The tomato panic also produced some minor winners. For Lou Dobbs, the crisis fed into two favorite themes. One was bumbling Washington bureaucrats allegedly unable to protect the middle class from food poisoning. The other was something made in Mexico causing woe for Americans.
Another winner was the locavore community. Locavores believe in eating locally produced food. It's hard to pinpoint the source of the salmonella in part because the food distribution system mixes produce from all over the globe. A diner who only consumes things produced within, say a 150- mile radius, vaguely knows where it comes from.
The FDA is undoubtedly a winner. After a big recall of raw tomatoes in June, the Bush administration asked Congress to expand the FDA's budget, and lawmakers are complying with the request.
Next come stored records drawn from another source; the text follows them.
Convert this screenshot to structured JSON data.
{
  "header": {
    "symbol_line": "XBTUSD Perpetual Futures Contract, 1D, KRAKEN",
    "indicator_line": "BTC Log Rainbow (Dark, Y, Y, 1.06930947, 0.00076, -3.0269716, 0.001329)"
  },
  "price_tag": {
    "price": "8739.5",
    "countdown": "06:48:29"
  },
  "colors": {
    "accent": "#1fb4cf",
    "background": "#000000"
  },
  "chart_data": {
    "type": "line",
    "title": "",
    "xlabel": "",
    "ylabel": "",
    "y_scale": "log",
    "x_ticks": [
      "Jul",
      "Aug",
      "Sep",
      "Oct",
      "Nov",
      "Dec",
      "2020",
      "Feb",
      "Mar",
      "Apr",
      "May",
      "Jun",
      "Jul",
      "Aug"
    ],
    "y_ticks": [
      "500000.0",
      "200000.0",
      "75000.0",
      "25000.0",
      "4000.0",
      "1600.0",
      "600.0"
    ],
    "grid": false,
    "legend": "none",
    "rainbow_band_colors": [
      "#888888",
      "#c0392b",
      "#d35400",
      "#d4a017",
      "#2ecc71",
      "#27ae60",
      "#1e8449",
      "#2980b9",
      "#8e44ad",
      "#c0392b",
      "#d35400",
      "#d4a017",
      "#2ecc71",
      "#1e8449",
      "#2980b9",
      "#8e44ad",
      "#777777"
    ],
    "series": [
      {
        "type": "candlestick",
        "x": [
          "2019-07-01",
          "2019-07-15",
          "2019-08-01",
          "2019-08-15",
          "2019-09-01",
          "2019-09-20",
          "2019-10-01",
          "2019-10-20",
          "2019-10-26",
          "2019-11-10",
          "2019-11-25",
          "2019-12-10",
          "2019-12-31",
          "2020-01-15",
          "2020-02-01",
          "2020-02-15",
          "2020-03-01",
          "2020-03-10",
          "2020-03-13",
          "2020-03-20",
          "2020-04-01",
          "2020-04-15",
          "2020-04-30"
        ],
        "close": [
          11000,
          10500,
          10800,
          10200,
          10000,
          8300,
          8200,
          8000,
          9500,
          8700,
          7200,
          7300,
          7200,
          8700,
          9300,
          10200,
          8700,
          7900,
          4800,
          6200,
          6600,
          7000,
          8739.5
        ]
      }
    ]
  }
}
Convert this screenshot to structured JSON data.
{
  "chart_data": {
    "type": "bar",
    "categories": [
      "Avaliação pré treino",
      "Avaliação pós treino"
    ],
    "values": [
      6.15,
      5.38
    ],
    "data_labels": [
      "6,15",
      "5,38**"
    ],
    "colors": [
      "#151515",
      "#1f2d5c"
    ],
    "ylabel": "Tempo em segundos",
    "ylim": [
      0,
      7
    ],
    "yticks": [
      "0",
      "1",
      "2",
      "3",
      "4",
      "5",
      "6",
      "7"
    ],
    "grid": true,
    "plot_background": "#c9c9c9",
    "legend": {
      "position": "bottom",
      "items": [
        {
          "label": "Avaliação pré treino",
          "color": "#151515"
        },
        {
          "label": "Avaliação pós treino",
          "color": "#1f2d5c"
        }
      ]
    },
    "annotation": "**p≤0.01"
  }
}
The question for policy makers is this: The U.S. food supply is extremely safe, and any incremental improvement in that record will be very costly. Is it worth the money?
And even if you wanted to spend a lot to advance food safety, would consumer advocates like the consequences? For example, one can ensure salmonella-proof food by irradiating it, which is what they routinely do in Europe. Now ask Ralph Nader how he feels about irradiation.
In this country, tomatoes are an easy culinary sell, so one expects a relatively rapid recovery of the tomato's reputation. The tomato scare of 2008 will fade into history, no doubt, but isn't it a shame that so many innocents got hurt?